肥爷回身忙了一会儿,指着投影道:“喏,这是她们年轻的时候。她俩是高中同学,恋爱了九年,先上车后买票。婚礼很隆重,亲朋好友特别看好这对儿爱情长跑下来的夫妻,可谁知道,结婚才一百天,周薇薇就遇害了,曹春雨因为是巨额保险的受益人,所以也是嫌疑人之一。”

“那他的嫌疑怎么排除的?”

“这个,你得去问警察,我查不到。”

“我知道一个地方肯定能查到!”顾念童极为认真的说道,眼中闪烁着期待的光。

“得嘞,姑奶奶,你绕来绕去,还是想让我黑进公安的系统啊,你是不是想送我去坐牢?”

“你整天呆在这儿,不也和坐牢差不多嘛,何况还没有小朋友陪你玩。”顾念童俏皮的说道。

“能一样吗?”肥爷瞪起眼来,恼道:“牢里能打游戏嘛,能看大片嘛,能想吃啥就吃啥嘛?”

“肥爷,这你就错了,根据我七进七出的经验来看,这些都有。”

“什么?都有......”

“是啊,”顾念童一本正经的说道,“比如说打游戏,就你这身肉,肯定抗揍,人家给你三拳,你还回去五脚,有时候还有团队项目,要么人家一群人殴你一个,要么你单挑人家一群,贼刺激!看片嘛,就更简单了,那就不能说看了,得说体验,身材贼好的大哥给你捡肥皂,啧啧,想想就激动,是吧?”

“激动个屁!”肥爷义愤填膺的答道,“要去你自己去,我可不去。

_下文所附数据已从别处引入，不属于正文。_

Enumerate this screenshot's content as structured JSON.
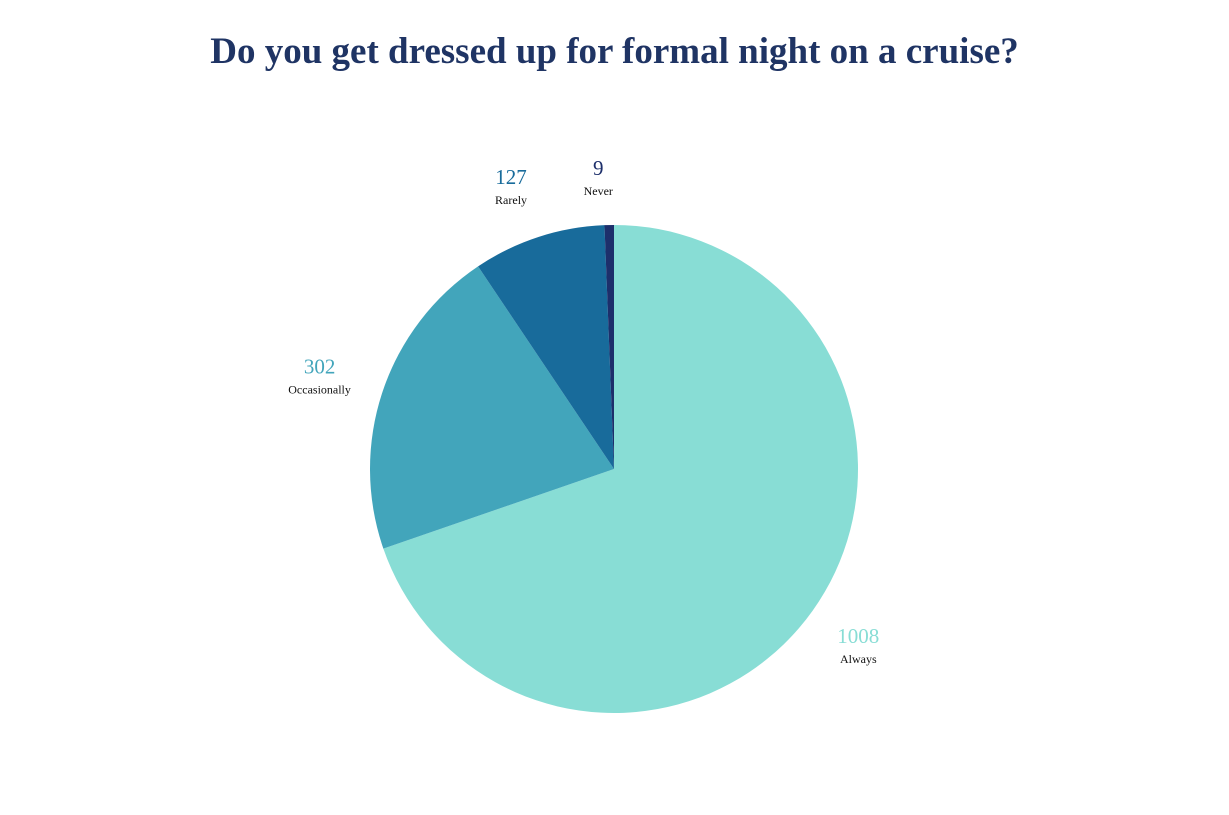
{
  "chart_data": {
    "type": "pie",
    "title": "Do you get dressed up for formal night on a cruise?",
    "categories": [
      "Always",
      "Occasionally",
      "Rarely",
      "Never"
    ],
    "values": [
      1008,
      302,
      127,
      9
    ],
    "colors": [
      "#88ddd5",
      "#42a5bb",
      "#186b9b",
      "#1d2f6b"
    ],
    "value_label_colors": [
      "#88ddd5",
      "#42a5bb",
      "#186b9b",
      "#1d2f6b"
    ],
    "title_color": "#1f3464",
    "start_angle_deg": 0,
    "direction": "clockwise",
    "legend": "none"
  }
}
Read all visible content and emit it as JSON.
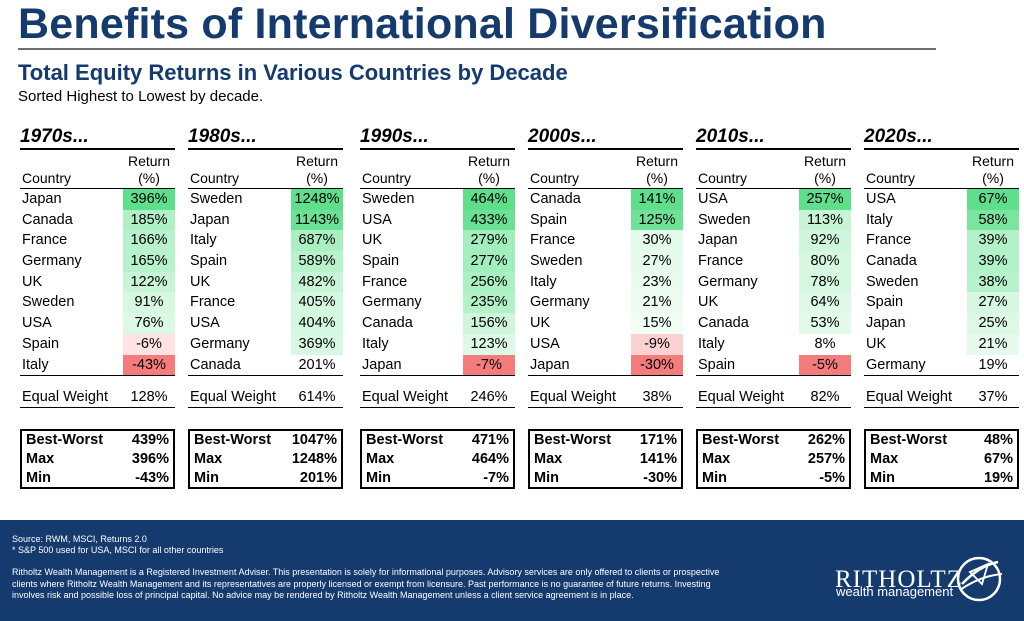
{
  "title": "Benefits of International Diversification",
  "subtitle": "Total Equity Returns in Various Countries by Decade",
  "note": "Sorted Highest to Lowest by decade.",
  "labels": {
    "country": "Country",
    "return_line1": "Return",
    "return_line2": "(%)",
    "equal_weight": "Equal Weight",
    "best_worst": "Best-Worst",
    "max": "Max",
    "min": "Min"
  },
  "decades": [
    {
      "title": "1970s...",
      "rows": [
        {
          "country": "Japan",
          "value": "396%",
          "color": "#5fde8c"
        },
        {
          "country": "Canada",
          "value": "185%",
          "color": "#b0f0c6"
        },
        {
          "country": "France",
          "value": "166%",
          "color": "#b8f2cc"
        },
        {
          "country": "Germany",
          "value": "165%",
          "color": "#b8f2cc"
        },
        {
          "country": "UK",
          "value": "122%",
          "color": "#c8f5d7"
        },
        {
          "country": "Sweden",
          "value": "91%",
          "color": "#d6f8e1"
        },
        {
          "country": "USA",
          "value": "76%",
          "color": "#dcf9e6"
        },
        {
          "country": "Spain",
          "value": "-6%",
          "color": "#fde3e3"
        },
        {
          "country": "Italy",
          "value": "-43%",
          "color": "#f47c7c"
        }
      ],
      "equal_weight": "128%",
      "best_worst": "439%",
      "max": "396%",
      "min": "-43%"
    },
    {
      "title": "1980s...",
      "rows": [
        {
          "country": "Sweden",
          "value": "1248%",
          "color": "#5fde8c"
        },
        {
          "country": "Japan",
          "value": "1143%",
          "color": "#6ae194"
        },
        {
          "country": "Italy",
          "value": "687%",
          "color": "#aaefc2"
        },
        {
          "country": "Spain",
          "value": "589%",
          "color": "#b8f2cc"
        },
        {
          "country": "UK",
          "value": "482%",
          "color": "#c8f5d7"
        },
        {
          "country": "France",
          "value": "405%",
          "color": "#d3f7df"
        },
        {
          "country": "USA",
          "value": "404%",
          "color": "#d3f7df"
        },
        {
          "country": "Germany",
          "value": "369%",
          "color": "#d8f8e3"
        },
        {
          "country": "Canada",
          "value": "201%",
          "color": "#ffffff"
        }
      ],
      "equal_weight": "614%",
      "best_worst": "1047%",
      "max": "1248%",
      "min": "201%"
    },
    {
      "title": "1990s...",
      "rows": [
        {
          "country": "Sweden",
          "value": "464%",
          "color": "#5fde8c"
        },
        {
          "country": "USA",
          "value": "433%",
          "color": "#6ae194"
        },
        {
          "country": "UK",
          "value": "279%",
          "color": "#a3eebd"
        },
        {
          "country": "Spain",
          "value": "277%",
          "color": "#a3eebd"
        },
        {
          "country": "France",
          "value": "256%",
          "color": "#abf0c3"
        },
        {
          "country": "Germany",
          "value": "235%",
          "color": "#b3f1c9"
        },
        {
          "country": "Canada",
          "value": "156%",
          "color": "#cff6dc"
        },
        {
          "country": "Italy",
          "value": "123%",
          "color": "#dbf9e5"
        },
        {
          "country": "Japan",
          "value": "-7%",
          "color": "#f47c7c"
        }
      ],
      "equal_weight": "246%",
      "best_worst": "471%",
      "max": "464%",
      "min": "-7%"
    },
    {
      "title": "2000s...",
      "rows": [
        {
          "country": "Canada",
          "value": "141%",
          "color": "#5fde8c"
        },
        {
          "country": "Spain",
          "value": "125%",
          "color": "#6ee297"
        },
        {
          "country": "France",
          "value": "30%",
          "color": "#e3fbeb"
        },
        {
          "country": "Sweden",
          "value": "27%",
          "color": "#e6fbee"
        },
        {
          "country": "Italy",
          "value": "23%",
          "color": "#eafcf0"
        },
        {
          "country": "Germany",
          "value": "21%",
          "color": "#ecfcf2"
        },
        {
          "country": "UK",
          "value": "15%",
          "color": "#f2fdf6"
        },
        {
          "country": "USA",
          "value": "-9%",
          "color": "#fbd2d2"
        },
        {
          "country": "Japan",
          "value": "-30%",
          "color": "#f47c7c"
        }
      ],
      "equal_weight": "38%",
      "best_worst": "171%",
      "max": "141%",
      "min": "-30%"
    },
    {
      "title": "2010s...",
      "rows": [
        {
          "country": "USA",
          "value": "257%",
          "color": "#5fde8c"
        },
        {
          "country": "Sweden",
          "value": "113%",
          "color": "#c6f4d5"
        },
        {
          "country": "Japan",
          "value": "92%",
          "color": "#d0f6dd"
        },
        {
          "country": "France",
          "value": "80%",
          "color": "#d6f8e1"
        },
        {
          "country": "Germany",
          "value": "78%",
          "color": "#d6f8e1"
        },
        {
          "country": "UK",
          "value": "64%",
          "color": "#def9e7"
        },
        {
          "country": "Canada",
          "value": "53%",
          "color": "#e3faeb"
        },
        {
          "country": "Italy",
          "value": "8%",
          "color": "#ffffff"
        },
        {
          "country": "Spain",
          "value": "-5%",
          "color": "#f47c7c"
        }
      ],
      "equal_weight": "82%",
      "best_worst": "262%",
      "max": "257%",
      "min": "-5%"
    },
    {
      "title": "2020s...",
      "rows": [
        {
          "country": "USA",
          "value": "67%",
          "color": "#5fde8c"
        },
        {
          "country": "Italy",
          "value": "58%",
          "color": "#7be59f"
        },
        {
          "country": "France",
          "value": "39%",
          "color": "#b3f1c9"
        },
        {
          "country": "Canada",
          "value": "39%",
          "color": "#b3f1c9"
        },
        {
          "country": "Sweden",
          "value": "38%",
          "color": "#b6f2cb"
        },
        {
          "country": "Spain",
          "value": "27%",
          "color": "#d6f8e1"
        },
        {
          "country": "Japan",
          "value": "25%",
          "color": "#dbf9e5"
        },
        {
          "country": "UK",
          "value": "21%",
          "color": "#e6fbee"
        },
        {
          "country": "Germany",
          "value": "19%",
          "color": "#ffffff"
        }
      ],
      "equal_weight": "37%",
      "best_worst": "48%",
      "max": "67%",
      "min": "19%"
    }
  ],
  "footer": {
    "source_line1": "Source: RWM, MSCI, Returns 2.0",
    "source_line2": "* S&P 500 used for USA, MSCI for all other countries",
    "disclaimer": "Ritholtz Wealth Management is a Registered Investment Adviser. This presentation is solely for informational purposes. Advisory services are only offered to clients or prospective clients where Ritholtz Wealth Management and its representatives are properly licensed or exempt from licensure. Past performance is no guarantee of future returns. Investing involves risk and possible loss of principal capital. No advice may be rendered by Ritholtz Wealth Management unless a client service agreement is in place.",
    "logo_name": "RITHOLTZ",
    "logo_sub": "wealth management",
    "logo_mark_icon": "ritholtz-sailboat-logo-icon",
    "background_color": "#143a6e"
  }
}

”

“我看呐,你还是技术不到家,整天吹牛一个顶俩,到动真格的时候,就怂包蛋一枚了,谁跟我说,连美国白宫都能黑进去来着?”

“你也别用激将法,实话跟你说,还没有肥爷我黑不进去的地方,只是我犯不上冒那个险!”肥爷沉着脸道。

“好,既然话到这个份上了,咱就打开天窗说亮话,我想要周薇薇案的资料,条件你开!”顾念童恼道。

见顾念童真火了,肥爷立刻心软,沉吟了片刻,叹道:“童姐,咱认识有些年了吧,平时开玩笑归开玩笑,正经事就得正经说,条件放一边,你总得给我个理由吧,为啥非要看周薇薇案的资料?”

“曹春雨杀人,基本没什么争议,傻子也能看出来,他之所以还逍遥法外,是因为缺乏证据。”顾念童一字一顿的说道,“周薇薇应该是他杀害的第一人,也会是五起命案中留下线索最多的,想要把曹春雨正法,就必须从周薇薇案上找线索。”

“为什么要把他正法,和你有什么关系?”肥爷毫不客气的质问道。

“我见不得这种渣男祸害女人!”顾念童针锋相对的回道。

肥爷没再言声,他很了解顾念童,她是一个无利不起早的人,怎么可能为了几个不相干的女人,而想要把渣男曹春雨正法呢?

“我帮不了你。”肥爷淡淡的回绝道。